Many real estate analysts say that increases in home prices and mortgage rates have started to slow the housing recovery.
Now RealtyTrac has put a number on the toll those changes have taken on affordability. And it’s not pretty.
Twenty-one percent.
That’s how much the data aggregator says the monthly payment for a median-priced three-bedroom home purchased in the fourth quarter of 2013 increased from the year before.
The cost of owning a home is “becoming dangerously disconnected with still-stagnant median incomes,” as deep-pocketed investors — “who are not tethered to typical affordability constraints” — drive prices up to levels that many financed owner-occupant buyers cannot handle, RealtyTrac Vice President Daren Blomquist said in a statement.

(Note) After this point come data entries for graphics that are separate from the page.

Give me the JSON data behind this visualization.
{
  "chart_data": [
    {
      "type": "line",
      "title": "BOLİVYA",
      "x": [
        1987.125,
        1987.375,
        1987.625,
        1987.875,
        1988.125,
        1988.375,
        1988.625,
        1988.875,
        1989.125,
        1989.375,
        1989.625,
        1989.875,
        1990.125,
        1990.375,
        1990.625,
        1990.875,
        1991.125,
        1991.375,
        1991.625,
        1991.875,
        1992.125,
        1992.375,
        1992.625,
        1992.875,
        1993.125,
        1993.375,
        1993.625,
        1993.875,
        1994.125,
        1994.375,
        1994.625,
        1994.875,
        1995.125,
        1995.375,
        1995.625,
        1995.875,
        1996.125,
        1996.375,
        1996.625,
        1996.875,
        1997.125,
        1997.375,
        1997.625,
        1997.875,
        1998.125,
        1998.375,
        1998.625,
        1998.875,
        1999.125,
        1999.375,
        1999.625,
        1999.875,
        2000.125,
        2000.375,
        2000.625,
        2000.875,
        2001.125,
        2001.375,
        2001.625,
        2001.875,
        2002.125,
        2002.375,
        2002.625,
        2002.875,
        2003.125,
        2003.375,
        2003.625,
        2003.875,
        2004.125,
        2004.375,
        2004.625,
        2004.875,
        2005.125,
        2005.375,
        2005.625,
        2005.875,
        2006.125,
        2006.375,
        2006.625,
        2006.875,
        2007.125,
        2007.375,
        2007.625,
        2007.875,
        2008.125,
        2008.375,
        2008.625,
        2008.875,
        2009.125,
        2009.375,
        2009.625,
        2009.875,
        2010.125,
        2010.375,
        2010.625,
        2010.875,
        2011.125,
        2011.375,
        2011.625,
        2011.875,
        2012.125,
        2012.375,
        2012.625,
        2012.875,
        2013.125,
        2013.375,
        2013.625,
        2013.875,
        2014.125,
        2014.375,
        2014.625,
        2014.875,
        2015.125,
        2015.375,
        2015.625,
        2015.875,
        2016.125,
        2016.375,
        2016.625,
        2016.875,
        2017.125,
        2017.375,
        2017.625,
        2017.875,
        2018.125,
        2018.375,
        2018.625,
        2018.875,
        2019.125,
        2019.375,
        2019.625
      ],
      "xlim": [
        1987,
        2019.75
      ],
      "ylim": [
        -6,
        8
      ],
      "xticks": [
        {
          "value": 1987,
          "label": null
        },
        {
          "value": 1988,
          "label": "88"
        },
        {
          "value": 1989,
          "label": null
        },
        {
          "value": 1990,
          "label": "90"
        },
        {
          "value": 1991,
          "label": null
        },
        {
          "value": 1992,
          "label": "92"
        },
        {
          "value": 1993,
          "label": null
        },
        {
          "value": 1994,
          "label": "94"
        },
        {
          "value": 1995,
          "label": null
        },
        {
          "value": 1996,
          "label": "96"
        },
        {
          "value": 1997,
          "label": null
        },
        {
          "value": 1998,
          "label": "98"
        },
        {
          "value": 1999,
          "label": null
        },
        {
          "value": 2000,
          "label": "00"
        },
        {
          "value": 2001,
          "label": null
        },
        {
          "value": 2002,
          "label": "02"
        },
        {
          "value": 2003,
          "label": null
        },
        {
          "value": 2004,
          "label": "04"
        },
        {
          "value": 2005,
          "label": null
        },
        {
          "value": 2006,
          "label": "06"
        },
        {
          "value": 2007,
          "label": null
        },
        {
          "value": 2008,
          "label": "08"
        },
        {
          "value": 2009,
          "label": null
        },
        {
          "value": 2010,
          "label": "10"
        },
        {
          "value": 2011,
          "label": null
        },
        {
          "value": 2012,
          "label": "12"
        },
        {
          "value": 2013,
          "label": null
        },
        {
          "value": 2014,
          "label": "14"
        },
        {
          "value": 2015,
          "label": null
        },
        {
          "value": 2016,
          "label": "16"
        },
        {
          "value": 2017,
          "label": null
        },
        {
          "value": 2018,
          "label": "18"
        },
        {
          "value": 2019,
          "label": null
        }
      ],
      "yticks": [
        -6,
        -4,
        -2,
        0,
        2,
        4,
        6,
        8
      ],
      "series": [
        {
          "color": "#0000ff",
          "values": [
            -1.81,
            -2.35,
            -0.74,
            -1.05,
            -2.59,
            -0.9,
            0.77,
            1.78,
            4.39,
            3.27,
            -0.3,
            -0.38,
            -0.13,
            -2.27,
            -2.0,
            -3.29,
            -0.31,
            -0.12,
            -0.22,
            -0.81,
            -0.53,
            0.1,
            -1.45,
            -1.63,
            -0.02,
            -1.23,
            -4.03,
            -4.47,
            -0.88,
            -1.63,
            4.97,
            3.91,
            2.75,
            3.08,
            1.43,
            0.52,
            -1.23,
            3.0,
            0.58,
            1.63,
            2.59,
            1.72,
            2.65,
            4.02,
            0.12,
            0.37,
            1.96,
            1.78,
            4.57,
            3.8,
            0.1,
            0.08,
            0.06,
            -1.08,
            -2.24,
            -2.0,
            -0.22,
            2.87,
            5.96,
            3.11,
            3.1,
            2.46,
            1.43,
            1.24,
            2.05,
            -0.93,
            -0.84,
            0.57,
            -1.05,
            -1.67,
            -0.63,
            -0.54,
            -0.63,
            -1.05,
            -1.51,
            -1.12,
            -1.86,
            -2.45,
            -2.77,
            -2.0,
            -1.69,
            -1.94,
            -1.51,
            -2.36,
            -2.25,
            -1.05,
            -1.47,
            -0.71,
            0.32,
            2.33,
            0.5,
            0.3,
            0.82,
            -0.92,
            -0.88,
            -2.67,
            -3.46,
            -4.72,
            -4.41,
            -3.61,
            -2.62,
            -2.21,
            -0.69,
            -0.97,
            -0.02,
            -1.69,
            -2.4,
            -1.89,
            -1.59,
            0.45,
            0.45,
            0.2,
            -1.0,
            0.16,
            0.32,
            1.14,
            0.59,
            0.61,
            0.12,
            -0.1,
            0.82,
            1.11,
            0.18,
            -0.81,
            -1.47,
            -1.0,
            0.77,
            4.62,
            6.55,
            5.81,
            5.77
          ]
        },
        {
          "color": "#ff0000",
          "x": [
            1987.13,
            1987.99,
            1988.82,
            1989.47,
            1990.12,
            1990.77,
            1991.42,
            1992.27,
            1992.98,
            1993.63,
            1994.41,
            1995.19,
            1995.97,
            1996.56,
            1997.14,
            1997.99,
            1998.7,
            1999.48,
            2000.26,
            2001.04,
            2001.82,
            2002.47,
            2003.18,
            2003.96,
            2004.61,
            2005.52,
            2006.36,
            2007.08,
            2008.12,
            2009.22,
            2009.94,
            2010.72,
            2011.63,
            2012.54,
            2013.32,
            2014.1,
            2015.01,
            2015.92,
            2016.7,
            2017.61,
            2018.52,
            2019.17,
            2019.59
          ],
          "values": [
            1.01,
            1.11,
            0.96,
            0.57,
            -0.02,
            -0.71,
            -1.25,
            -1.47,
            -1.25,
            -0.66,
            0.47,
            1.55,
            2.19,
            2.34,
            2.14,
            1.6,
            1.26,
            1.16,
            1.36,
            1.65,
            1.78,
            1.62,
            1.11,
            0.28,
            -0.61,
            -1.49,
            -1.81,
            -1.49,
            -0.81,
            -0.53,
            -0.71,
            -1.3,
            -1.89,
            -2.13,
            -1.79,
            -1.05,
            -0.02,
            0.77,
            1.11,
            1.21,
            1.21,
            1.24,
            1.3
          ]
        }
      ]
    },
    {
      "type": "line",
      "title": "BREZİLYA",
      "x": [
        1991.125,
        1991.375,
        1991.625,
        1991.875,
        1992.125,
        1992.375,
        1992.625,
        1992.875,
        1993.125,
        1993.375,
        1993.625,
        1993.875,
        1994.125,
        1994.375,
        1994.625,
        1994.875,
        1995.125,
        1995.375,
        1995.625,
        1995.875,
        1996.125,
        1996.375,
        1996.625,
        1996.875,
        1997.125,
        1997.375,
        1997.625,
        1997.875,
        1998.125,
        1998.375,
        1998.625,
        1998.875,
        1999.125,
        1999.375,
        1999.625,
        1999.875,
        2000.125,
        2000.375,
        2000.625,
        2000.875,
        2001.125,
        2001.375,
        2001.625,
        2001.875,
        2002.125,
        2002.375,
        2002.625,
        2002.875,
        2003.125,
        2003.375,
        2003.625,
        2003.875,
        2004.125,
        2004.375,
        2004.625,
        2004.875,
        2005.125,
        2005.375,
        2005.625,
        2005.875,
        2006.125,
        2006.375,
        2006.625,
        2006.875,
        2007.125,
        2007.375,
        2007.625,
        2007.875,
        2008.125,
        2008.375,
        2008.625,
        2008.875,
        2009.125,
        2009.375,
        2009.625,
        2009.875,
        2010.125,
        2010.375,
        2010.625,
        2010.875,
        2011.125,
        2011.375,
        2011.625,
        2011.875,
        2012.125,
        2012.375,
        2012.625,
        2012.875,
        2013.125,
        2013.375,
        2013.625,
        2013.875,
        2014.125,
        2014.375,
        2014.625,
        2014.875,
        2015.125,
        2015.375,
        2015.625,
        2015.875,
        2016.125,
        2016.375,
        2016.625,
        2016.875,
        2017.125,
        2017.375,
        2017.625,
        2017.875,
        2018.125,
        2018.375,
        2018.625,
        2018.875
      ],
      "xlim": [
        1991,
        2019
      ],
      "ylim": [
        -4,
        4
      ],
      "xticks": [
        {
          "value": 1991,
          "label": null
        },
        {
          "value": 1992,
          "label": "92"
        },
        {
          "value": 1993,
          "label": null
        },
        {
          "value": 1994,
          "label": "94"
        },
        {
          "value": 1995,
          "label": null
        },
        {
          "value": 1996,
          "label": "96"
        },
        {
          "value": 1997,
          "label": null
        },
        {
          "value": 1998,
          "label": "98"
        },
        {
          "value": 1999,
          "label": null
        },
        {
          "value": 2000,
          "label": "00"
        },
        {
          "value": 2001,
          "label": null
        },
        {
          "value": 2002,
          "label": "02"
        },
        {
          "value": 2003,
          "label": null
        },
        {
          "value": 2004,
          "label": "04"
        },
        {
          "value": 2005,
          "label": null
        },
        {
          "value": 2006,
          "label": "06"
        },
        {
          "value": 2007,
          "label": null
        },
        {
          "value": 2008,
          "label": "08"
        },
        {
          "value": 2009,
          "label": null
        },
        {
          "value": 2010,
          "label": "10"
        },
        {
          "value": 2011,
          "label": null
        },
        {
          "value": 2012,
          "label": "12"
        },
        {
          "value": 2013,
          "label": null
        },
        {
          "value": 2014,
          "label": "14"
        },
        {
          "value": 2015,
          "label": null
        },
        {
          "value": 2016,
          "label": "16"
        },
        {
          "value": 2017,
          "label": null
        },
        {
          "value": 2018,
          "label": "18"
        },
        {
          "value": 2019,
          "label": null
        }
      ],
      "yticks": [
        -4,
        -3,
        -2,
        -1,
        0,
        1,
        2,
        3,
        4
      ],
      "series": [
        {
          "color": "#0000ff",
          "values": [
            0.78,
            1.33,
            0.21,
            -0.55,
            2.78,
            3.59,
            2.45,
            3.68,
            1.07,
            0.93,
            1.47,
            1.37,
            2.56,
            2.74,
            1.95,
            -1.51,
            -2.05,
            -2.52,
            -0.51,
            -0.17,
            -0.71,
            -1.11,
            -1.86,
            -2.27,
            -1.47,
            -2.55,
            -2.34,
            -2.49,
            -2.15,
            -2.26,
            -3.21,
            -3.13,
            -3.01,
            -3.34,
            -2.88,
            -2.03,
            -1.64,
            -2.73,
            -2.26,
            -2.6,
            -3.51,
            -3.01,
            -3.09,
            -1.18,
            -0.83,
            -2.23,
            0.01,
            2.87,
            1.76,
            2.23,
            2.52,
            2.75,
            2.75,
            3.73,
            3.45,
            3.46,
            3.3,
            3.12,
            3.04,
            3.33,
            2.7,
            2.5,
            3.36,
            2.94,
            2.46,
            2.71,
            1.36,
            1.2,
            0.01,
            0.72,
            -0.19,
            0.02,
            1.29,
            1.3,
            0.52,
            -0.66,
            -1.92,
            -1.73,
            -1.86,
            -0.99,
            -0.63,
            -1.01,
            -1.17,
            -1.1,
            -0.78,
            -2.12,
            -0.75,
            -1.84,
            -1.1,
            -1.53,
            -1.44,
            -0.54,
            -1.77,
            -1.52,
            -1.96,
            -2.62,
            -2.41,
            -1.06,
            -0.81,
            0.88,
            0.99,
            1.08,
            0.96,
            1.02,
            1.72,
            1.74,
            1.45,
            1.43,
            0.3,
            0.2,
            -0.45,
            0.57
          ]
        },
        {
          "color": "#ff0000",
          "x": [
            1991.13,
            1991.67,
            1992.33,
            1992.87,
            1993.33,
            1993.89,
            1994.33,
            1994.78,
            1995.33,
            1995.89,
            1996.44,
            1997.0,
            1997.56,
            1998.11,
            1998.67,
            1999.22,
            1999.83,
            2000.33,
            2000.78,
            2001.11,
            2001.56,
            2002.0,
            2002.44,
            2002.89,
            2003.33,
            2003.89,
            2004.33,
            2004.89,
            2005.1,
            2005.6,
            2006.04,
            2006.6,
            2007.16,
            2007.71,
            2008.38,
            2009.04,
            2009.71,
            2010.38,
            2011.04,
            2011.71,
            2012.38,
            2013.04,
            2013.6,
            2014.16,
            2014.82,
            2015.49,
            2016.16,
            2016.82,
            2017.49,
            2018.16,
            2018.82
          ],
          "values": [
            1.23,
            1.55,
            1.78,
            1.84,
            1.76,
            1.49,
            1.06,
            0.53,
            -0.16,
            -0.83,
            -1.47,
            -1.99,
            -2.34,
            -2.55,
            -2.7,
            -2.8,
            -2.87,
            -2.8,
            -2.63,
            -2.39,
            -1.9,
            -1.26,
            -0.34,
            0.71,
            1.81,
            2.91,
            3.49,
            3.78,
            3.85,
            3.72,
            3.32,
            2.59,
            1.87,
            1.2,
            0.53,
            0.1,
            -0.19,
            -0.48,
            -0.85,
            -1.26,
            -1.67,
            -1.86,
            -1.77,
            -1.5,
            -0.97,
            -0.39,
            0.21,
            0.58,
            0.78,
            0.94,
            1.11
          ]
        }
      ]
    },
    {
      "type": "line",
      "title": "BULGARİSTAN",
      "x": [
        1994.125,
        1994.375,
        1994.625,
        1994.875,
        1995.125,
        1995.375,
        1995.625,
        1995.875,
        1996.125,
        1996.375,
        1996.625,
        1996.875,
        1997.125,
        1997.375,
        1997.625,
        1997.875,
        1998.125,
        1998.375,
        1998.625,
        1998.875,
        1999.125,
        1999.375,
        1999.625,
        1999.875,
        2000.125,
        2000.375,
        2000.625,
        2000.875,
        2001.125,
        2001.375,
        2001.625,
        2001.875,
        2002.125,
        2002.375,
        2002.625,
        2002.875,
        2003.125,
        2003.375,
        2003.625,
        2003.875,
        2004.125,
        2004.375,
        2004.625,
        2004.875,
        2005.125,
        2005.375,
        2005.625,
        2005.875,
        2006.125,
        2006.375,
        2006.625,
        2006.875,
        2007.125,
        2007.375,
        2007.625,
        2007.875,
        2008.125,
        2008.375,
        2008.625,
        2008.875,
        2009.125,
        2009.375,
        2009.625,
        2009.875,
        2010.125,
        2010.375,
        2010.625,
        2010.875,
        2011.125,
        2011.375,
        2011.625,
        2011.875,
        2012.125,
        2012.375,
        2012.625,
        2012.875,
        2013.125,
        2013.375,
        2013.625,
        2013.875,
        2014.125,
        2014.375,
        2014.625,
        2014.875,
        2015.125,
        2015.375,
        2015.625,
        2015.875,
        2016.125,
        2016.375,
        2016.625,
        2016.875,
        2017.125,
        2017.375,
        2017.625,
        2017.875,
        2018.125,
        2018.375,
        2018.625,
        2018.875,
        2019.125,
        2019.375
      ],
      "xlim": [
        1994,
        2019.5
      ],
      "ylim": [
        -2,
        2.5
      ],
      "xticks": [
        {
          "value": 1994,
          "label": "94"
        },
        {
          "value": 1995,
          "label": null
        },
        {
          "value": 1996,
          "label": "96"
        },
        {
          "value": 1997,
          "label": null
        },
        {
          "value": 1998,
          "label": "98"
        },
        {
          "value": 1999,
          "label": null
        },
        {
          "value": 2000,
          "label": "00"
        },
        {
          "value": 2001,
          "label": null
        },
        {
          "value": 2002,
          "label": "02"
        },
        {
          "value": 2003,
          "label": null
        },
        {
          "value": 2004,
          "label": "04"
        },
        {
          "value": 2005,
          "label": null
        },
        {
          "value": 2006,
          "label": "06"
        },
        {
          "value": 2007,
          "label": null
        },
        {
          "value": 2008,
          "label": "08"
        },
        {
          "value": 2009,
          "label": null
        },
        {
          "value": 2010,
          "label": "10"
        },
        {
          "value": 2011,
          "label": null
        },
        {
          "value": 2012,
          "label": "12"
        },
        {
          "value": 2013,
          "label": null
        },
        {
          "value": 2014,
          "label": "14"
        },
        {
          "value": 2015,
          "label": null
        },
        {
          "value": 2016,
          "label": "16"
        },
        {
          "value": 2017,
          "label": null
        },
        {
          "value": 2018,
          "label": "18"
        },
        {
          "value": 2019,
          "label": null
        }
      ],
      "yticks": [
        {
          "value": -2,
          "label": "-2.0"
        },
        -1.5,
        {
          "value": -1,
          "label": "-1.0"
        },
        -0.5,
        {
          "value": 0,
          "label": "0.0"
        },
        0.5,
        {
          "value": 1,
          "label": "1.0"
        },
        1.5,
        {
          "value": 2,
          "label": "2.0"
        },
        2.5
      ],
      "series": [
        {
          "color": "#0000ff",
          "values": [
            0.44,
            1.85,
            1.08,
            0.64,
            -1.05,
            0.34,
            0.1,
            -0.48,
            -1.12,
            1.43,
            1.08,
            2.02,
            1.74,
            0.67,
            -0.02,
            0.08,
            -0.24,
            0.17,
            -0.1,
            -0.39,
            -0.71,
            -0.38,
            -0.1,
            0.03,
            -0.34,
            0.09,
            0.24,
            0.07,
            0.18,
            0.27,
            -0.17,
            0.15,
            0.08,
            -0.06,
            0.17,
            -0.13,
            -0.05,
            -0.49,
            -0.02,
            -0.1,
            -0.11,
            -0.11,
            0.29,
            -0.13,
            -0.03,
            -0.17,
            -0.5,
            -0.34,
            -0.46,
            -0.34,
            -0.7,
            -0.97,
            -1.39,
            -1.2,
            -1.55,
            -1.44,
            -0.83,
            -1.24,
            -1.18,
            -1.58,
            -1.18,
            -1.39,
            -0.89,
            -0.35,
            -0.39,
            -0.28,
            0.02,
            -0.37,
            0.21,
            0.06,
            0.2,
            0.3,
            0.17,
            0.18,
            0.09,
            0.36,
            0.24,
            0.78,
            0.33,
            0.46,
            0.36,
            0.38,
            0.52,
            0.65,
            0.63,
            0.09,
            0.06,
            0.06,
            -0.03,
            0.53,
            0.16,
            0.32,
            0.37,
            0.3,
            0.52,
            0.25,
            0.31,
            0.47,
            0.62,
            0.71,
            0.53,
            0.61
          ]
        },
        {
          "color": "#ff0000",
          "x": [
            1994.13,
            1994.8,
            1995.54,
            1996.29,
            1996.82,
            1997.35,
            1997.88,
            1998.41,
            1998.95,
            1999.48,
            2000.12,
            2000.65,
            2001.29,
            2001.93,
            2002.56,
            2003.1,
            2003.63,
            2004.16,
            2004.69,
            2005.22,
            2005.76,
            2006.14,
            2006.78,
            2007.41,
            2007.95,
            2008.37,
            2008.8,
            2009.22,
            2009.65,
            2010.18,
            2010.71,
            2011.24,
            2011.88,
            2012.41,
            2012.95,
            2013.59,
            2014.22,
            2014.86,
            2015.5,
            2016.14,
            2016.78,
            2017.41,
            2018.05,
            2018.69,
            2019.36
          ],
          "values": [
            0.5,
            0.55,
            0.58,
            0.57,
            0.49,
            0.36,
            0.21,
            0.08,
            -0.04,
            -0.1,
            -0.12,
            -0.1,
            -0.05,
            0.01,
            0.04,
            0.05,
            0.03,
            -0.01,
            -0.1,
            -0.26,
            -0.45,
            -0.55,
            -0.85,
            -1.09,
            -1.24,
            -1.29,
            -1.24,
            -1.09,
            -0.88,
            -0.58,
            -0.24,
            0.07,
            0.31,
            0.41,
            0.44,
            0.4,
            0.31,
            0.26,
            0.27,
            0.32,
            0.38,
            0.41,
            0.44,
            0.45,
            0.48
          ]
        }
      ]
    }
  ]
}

“One simply needs to look at the minimum income needed to qualify for a median-priced home in some markets to realize the extent of the disconnect between prices and incomes,” he said. “For example, in Los Angeles County, the minimum qualifying income needed to purchase a median-priced home is at more than $95,000, up from about $68,000 just a year ago.”
RealtyTrac’s monthly payment estimates assumed a 20 percent down payment and an interest rate of 4.46 percent in 2013, and a rate of 3.35 percent in 2012. In addition to mortgage costs, the estimates also factored in insurance, taxes, maintenance and the estimated income tax benefit.